Plot twist- they are all poisonous. Or none of them are.
One third chance of survival is still better than first go on a Russian roulette. The problem I have with this problem is that the guy laying out this sick game knows which one will kill the person, so if he wants the person to die he can say all this shit to get him to give up the non lethal jelly bean… unless he’s obliged to make this offer regardless of which one the dude has picked. I’d still try to get a lawyer involved if this happened to me, it seems a bit like so called farmyard justice.
hey nothing to feel bad about, I actually completely understand your attitude and don’t think you’re being an asshole! I just wanted to offer my own perspective, which is that I like the opportunity to be a little smug and self-satisfied around highly intelligent people (so maybe I’m the asshole )
He even carries the beans around in his pocket, ready to whip them out at the drop of a Prunus domestica.
More satisfying than seeing him die, I think, would be feeding him the beans and seeing him not die. “Uh, just messing with you,” he might lamely explain, possibly before admitting it’s not even his farm.
My knowledge of other humans, however, says that there is likely no real life application of this scenario and that therefore the most likely concolusion is that this is a statistics/logic puzzle where statistics and logic are all that count.
But I agree, the original Monty Hall formulation of the problem is superior, because there’s plenty of precedent for game show hosts to actually stick to rules. Monty Hall didn’t have to stick to the rules of the problem, though.
But, let’s assume that poor Wesley has actually been sentenced to death and it doesn’t feel like a logic puzzle any more. Now, what kind of man is that would-be executioner?
An evil person who just wants to see poor Wesley suffer and die. Quite likely, given his behaviour. We can assume him to be a liar as well. All jelly beans might be poisoned. He might stab Wesley to death if the beans didn’t do the trick. He might misdirect Wesley in every way possible to make him swallow a poisonous pill. We’re dead anyway. Close to 0% survival chance either way.

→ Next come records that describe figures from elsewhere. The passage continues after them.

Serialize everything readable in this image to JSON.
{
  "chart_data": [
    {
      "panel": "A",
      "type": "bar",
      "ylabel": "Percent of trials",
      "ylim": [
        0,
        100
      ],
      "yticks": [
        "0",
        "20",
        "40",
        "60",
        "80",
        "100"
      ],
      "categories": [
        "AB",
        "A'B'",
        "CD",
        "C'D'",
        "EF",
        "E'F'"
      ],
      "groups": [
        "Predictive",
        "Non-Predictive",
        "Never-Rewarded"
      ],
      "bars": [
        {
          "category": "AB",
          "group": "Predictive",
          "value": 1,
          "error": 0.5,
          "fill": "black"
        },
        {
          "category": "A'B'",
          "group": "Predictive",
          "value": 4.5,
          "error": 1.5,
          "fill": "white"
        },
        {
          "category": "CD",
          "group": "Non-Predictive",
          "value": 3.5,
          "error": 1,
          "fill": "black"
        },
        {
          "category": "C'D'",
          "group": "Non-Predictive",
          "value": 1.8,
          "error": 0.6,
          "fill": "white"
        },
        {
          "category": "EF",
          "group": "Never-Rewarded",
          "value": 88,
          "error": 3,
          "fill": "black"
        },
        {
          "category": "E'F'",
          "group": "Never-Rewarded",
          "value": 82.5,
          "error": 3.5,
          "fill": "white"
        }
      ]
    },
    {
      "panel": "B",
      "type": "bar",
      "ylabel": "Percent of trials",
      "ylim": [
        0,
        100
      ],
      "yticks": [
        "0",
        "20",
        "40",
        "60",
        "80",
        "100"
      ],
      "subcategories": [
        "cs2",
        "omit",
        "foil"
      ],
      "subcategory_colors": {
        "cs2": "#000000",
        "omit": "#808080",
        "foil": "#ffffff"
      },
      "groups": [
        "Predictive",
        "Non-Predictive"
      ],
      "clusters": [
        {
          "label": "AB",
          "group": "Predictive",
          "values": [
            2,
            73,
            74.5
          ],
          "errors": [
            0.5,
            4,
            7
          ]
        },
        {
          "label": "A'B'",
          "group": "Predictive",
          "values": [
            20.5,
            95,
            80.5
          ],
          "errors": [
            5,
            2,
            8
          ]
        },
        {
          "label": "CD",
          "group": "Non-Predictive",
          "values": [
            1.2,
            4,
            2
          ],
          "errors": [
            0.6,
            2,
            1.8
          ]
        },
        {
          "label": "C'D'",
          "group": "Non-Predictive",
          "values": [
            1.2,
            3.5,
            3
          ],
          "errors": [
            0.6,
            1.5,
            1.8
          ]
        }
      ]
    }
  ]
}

An honest person who values the Arcane Law above anything else. The three-jelly-been-ritual is holy to him. He will tell the truth. 2/3 survival chance if Wesley switches, 1/3 if he doesn’t.
A nice person who really doesn’t want to kill Wesley, but who is compelled by law or by society to go through the motions of punishing Wesley and to do what The Arcane Law demands. He has managed to get three non-poisonous jelly beans, so Wesley gets to go back home to Babylon 5 to resume his life as a homeless teenager in Downbelow to the Enterprise.
The same nice person from 3., but he’s forced to use court-approved jelly beans. He’s afraid that the NSA is recording the conversation, so he’s trying to get away without giving obvious hints if he can get away with it. If he has not dropped any obvious hints, it might be because he trusts boy genius Wesley to know the Monty Hall problem and switch. If Wesley had picked a non-poisonous bean on the first try, then the nice person would have had to drop obvious hints and risk the wrath of the NSA.